If you’ve ever seen a Spiderman movie or read any of his comics, congratulations, you are just like everyone else. It’s only the most done franchise ever (besides Batman). Just last year, we had three different Spidey’s from three different generations in one movie. The Tobey Maguire era for oldies like me, Andrew Garfield for the Millennials, and Tom Holland for the Gen Z’s. We all know the story. A smart kid from NY gets bit by a radioactive spider and gets the ability to swing around New York City with a spider web shooting out of his wrists or something.
You would think that a guy like that would come in handy. He could protect the city of New York with his ability to crawl tall buildings with a single bound. He could help stop people robbing stores and stuff. We also need him to fight other superpowered baddies.

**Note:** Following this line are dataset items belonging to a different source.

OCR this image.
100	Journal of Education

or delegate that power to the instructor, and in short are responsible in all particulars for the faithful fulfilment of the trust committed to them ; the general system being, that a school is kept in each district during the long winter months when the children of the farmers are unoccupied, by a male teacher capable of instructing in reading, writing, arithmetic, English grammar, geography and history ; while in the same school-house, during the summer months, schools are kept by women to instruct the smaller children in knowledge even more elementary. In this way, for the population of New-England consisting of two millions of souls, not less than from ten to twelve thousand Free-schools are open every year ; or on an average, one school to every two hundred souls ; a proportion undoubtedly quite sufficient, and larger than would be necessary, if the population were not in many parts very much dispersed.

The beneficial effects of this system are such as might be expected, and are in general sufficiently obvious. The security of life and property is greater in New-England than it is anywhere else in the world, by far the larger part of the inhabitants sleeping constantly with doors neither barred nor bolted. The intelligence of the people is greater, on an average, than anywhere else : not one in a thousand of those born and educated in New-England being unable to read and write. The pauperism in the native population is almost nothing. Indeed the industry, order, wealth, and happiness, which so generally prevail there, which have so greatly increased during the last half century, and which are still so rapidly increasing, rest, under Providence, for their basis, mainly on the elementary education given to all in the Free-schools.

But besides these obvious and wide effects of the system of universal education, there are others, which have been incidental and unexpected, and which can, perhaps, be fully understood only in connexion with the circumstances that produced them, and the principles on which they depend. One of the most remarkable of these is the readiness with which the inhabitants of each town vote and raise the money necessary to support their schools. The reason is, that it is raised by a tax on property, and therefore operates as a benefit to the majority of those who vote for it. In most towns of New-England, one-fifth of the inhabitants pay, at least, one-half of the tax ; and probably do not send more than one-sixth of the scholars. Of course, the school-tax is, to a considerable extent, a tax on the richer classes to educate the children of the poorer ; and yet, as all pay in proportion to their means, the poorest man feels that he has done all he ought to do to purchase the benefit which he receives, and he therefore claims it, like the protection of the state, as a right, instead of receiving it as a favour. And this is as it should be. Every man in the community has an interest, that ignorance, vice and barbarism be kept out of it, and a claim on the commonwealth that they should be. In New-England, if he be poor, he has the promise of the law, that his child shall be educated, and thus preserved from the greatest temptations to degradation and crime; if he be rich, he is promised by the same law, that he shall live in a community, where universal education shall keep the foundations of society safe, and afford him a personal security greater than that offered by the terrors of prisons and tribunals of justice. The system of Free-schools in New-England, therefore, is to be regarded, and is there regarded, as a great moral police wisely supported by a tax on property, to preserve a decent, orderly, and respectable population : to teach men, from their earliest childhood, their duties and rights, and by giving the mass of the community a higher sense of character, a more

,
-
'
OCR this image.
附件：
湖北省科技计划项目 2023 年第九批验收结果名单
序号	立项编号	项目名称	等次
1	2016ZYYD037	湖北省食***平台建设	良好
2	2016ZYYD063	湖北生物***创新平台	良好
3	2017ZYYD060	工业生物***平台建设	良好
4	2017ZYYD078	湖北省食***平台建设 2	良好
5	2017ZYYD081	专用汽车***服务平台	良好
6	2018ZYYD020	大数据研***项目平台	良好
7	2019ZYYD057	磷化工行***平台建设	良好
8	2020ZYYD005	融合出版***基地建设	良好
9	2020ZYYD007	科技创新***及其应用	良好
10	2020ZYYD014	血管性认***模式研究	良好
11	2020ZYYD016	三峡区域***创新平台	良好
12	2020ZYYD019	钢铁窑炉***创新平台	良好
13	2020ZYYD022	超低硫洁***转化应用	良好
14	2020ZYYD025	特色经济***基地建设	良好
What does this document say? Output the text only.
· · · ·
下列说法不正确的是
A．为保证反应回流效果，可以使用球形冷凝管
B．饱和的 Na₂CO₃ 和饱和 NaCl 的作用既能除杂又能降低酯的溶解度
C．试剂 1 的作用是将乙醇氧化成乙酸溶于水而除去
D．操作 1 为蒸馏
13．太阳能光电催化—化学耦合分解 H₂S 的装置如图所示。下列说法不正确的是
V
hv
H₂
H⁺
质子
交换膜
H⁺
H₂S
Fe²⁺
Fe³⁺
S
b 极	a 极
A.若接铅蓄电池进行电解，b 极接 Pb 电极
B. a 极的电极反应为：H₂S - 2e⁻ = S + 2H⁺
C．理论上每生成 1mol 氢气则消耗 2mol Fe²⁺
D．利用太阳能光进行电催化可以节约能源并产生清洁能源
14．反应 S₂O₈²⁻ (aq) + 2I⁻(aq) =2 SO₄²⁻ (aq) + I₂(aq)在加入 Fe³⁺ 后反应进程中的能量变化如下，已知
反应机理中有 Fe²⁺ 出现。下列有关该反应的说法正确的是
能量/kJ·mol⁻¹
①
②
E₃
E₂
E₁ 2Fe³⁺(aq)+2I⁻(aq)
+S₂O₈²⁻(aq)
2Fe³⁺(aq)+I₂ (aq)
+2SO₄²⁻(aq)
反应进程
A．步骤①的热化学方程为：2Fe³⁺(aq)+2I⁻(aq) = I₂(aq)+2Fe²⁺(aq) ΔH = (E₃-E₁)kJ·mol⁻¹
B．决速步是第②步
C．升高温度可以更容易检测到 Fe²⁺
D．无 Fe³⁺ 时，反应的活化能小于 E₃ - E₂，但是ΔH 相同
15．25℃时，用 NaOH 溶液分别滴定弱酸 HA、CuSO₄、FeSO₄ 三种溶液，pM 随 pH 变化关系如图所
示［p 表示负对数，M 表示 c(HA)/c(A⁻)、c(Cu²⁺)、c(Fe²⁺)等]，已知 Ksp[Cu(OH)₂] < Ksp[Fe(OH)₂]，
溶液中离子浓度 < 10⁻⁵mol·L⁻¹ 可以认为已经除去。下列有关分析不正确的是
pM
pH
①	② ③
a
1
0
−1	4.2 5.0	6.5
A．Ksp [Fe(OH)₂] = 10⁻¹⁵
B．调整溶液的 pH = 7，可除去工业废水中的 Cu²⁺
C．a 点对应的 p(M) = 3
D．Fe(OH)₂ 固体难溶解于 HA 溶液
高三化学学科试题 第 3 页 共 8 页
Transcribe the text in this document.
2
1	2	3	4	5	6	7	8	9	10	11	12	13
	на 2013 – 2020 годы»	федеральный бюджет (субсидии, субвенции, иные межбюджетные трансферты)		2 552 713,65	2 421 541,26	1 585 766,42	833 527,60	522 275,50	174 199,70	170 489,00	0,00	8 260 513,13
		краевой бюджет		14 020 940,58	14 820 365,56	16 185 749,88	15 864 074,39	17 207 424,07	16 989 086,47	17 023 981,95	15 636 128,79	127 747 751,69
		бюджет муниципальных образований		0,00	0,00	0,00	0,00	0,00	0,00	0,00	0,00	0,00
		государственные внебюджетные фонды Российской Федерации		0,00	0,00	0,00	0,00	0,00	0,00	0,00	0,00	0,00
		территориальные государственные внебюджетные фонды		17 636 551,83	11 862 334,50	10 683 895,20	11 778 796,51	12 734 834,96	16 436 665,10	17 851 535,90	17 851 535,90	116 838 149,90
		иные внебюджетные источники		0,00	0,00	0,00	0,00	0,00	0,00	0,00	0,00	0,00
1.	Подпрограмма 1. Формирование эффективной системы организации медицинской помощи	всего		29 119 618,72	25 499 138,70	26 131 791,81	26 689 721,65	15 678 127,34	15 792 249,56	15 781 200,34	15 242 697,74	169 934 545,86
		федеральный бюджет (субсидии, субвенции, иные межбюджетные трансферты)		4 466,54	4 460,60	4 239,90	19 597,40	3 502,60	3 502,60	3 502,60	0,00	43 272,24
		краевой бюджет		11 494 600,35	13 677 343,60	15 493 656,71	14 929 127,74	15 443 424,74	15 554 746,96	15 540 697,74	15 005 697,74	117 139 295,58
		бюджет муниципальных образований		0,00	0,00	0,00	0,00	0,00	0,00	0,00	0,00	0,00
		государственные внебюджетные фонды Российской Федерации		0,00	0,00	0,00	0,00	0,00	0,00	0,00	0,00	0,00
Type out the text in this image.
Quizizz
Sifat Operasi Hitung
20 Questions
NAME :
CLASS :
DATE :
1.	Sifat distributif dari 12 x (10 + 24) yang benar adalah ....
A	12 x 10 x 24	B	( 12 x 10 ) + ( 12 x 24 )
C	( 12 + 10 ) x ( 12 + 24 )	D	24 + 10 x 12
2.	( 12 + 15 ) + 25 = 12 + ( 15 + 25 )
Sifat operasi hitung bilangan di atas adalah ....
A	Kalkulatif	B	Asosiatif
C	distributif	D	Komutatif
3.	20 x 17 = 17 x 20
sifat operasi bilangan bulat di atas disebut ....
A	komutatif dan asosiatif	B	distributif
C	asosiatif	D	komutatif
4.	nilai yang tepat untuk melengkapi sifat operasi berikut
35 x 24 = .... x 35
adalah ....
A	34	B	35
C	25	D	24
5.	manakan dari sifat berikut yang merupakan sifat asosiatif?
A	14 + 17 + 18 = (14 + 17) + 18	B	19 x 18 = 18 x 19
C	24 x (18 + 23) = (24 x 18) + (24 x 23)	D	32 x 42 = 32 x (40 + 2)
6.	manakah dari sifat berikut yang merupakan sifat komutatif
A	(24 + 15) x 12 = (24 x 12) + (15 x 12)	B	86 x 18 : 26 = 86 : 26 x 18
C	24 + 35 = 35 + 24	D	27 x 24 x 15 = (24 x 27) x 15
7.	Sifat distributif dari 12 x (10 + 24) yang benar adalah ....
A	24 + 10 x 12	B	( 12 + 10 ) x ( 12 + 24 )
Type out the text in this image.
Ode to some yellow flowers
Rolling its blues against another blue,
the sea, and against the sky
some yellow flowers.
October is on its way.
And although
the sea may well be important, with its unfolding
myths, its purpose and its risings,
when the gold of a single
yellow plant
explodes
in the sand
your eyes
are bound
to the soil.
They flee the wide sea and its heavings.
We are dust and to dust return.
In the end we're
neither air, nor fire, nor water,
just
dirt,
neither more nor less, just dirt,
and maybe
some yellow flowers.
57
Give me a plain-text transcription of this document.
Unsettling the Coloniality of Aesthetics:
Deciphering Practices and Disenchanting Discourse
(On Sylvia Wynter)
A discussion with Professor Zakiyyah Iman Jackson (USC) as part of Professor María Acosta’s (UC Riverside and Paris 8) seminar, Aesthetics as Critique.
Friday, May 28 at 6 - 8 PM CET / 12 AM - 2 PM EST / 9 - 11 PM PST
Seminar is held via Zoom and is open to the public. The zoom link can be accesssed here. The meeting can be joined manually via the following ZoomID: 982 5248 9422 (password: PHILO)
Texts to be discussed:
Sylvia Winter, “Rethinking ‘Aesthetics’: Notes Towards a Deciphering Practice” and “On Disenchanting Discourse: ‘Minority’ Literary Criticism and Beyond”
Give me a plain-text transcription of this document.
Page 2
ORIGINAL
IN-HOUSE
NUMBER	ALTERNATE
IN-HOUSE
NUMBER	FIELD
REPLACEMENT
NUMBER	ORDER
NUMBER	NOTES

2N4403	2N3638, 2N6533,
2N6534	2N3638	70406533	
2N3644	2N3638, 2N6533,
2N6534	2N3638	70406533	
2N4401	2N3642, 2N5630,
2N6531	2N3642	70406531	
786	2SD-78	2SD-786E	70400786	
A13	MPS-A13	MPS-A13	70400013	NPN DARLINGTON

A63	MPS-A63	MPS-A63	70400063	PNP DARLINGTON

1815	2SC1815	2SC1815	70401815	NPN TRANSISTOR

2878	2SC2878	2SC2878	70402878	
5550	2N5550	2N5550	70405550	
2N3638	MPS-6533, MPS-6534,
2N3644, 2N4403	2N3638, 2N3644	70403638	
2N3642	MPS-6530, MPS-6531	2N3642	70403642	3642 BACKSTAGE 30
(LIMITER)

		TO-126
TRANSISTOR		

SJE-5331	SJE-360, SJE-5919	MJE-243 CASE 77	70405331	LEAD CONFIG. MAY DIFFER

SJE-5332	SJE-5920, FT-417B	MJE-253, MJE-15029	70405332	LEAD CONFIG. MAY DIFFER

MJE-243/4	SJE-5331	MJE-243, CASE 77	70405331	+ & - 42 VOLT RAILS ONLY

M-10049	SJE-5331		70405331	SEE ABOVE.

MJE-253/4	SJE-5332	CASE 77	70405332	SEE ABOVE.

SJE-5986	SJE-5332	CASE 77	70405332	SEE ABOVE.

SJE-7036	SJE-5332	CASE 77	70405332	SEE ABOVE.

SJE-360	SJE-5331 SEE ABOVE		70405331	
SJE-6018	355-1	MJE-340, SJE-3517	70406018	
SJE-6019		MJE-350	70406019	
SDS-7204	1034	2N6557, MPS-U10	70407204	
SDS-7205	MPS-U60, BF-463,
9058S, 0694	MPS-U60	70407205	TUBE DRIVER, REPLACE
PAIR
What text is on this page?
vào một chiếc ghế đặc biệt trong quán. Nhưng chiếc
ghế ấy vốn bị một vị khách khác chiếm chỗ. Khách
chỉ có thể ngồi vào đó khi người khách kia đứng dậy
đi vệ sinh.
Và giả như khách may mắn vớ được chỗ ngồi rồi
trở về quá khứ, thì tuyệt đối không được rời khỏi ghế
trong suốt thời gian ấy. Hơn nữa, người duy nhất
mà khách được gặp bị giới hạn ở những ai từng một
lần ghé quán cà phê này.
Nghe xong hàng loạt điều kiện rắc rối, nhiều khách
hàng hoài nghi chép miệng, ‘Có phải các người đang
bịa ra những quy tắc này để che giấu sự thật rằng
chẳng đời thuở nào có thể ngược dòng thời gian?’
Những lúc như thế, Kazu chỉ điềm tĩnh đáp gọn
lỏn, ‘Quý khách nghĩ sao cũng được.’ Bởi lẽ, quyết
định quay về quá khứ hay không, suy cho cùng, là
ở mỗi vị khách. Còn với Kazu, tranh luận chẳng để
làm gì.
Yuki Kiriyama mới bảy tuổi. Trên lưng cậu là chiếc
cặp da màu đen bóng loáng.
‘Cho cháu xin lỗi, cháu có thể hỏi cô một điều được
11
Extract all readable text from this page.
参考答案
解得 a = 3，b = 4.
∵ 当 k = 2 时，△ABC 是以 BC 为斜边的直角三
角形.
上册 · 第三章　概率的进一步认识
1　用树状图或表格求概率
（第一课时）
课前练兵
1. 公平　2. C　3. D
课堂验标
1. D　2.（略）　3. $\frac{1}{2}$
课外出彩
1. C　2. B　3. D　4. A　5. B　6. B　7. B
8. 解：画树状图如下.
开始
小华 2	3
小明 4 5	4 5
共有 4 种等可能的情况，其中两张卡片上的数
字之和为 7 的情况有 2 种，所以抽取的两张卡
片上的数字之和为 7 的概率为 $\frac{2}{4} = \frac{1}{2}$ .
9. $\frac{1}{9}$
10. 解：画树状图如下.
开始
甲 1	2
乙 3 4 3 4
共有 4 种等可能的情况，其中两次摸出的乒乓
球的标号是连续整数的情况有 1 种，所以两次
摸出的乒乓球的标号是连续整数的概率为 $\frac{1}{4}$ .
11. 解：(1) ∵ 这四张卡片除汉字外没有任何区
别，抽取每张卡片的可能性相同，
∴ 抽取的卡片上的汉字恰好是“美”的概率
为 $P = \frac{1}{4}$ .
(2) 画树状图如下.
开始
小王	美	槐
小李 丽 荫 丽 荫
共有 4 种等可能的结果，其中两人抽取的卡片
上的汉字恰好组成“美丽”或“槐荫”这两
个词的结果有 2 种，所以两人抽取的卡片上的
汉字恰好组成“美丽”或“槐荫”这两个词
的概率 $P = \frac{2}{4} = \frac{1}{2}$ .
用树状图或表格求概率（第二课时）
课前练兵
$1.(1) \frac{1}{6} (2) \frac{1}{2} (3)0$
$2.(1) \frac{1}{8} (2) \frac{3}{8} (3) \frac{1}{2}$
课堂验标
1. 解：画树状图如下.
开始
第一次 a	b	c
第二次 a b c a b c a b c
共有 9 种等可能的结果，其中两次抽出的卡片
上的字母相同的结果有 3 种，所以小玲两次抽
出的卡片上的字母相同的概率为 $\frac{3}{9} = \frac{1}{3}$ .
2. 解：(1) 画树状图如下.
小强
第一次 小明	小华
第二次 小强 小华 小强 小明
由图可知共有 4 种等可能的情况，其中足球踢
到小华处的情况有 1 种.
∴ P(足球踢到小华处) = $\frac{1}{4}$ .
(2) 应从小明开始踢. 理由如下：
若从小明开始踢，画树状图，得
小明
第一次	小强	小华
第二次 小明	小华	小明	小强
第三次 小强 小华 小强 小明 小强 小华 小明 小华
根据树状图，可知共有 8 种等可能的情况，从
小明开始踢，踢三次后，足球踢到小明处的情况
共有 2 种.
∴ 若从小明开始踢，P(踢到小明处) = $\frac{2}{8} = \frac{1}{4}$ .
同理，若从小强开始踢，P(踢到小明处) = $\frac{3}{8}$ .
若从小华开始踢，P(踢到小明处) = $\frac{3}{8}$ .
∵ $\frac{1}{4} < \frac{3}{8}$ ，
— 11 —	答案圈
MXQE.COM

Bad guys like Doctor Octopus, that has a telepathic ability to control eight mechanical arms like an Octopus. Or Sandman, a guy that can turn into sand, and make you sleepy. Or we have Electo, who has the power to control electricity and fly with his ability. Thank goodness we have Spiderman to protect New York City.
The problem is that I don’t live in New York City. I don’t live near a lot of tall buildings. I live in the suburbs of a mid-sized city. My actual town has a movie theater, an elementary school, a golf course, and a bunch of parks, but it doesn’t have a grocery store, a mall, or an evil corporation run by a megalomaniacal CEO. A guy that can swing with webs through tall buildings doesn’t exactly help us.
That’s not to say we don’t have a heavy crime rate and a bunch of criminals in our neighborhood. There are several gangs of kids in our neighborhood (aged 2-8) that go around intimidating us almost every day. The ring our doorbell constantly and really loudly and shake us down for our candy, in exchange for protection from the rival kid gang on the other side of the neighborhood and the door-to-door salespeople. All we have to do is “give them a percentage” of our candy to protect us from such threats.
As great as it would be to have a superhero to protect us from these grave threats to our peaceful and quiet introverted TV life, Spiderman can’t help. The kids use their power of cuteness and innocence to stave off any serious superhero, who are genetically disposed to protect little kids because “they are the future” and they want to mentor them to be “heroes” in the future. Little do the Spiderman’s of the world know that the kids are the actual criminals.
Other crimes to my humanity happened this morning. One was that my bed kept being uncomfortable to me and my pillow kept not supporting my neck which I consider domestic abuse to myself. I’m thinking that a superpowered being could help me, but it wouldn’t be Spiderman, but his bitter, evil rival Sandman. If that guy could have helped me overcome the sweltering heat, the uncomfortable bed, and the really stupid pillows that constantly twist my neck into pretzels, he would be the actual hero and Spidey would be the villain because of his constant webs left in garage attracting spiders.
The other horrific threat to my introverted, TV loving peace I faced this morning, was a nightmare I thought was in my past. We lost power all the time when I lived near Seattle, because the evil Bully Trees always tried to shake down the power lines, who were just trying to do the noble work of providing electricity for my phone, refrigerator, TV, and lights. The evil Bully Trees cared not for electricity. They only care about humans because we have the valuable carbon dioxide they crave, so they can grow 300 feet tall, and live long past the humans. They suck us dry like batteries and then dispose of us in 70-90 years, when we are no longer valuable. If it wasn’t for Spiderman’s “nemesis” Electro, we wouldn’t have got our power back so quickly yesterday. As you know, with great Power Outages, come great Irritability. At least Electro knew that. It took him a little bit, but Electro knew that yesterday could have been a disaster without a TV to stare at.
Another thing that causes me instant irritability is our friendly neighbors always moving. In and out, up and down. They are always asking for any able-bodied people to load all their junk into a U-Haul without so much as any organized labels to help. So, my TV watching is constantly getting interrupted. Spidey is always “saving the world” or trying to get into Harvard, but even when he shows ups, he’s getting cobwebs on everything he touches or accidentally slamming things in the truck to hard and breaking things. On the other hand, when Doc Ock shows up, he not only lends a hand, but lends 8 hands. Let me tell you, when he is available, moves go so smoothly. He does 8 times the work of any other helper and can lift the heaviest objects with ease. Most of the time when he’s there to help move, I end up just eating the donuts and milk that’s provided for the helpers, while I watch Doc Ock do all the work. He’s even a really great driver.
It’s pretty obvious that we get things a little twisted in our culture. The good guys are the Doc Oc’s, the Electro’s and the Sandmen and women of the world. On the other hand, the Spidermans, the trees and the little kids are the real bad guys.
Oh and losing power is the worst and should be banned forever.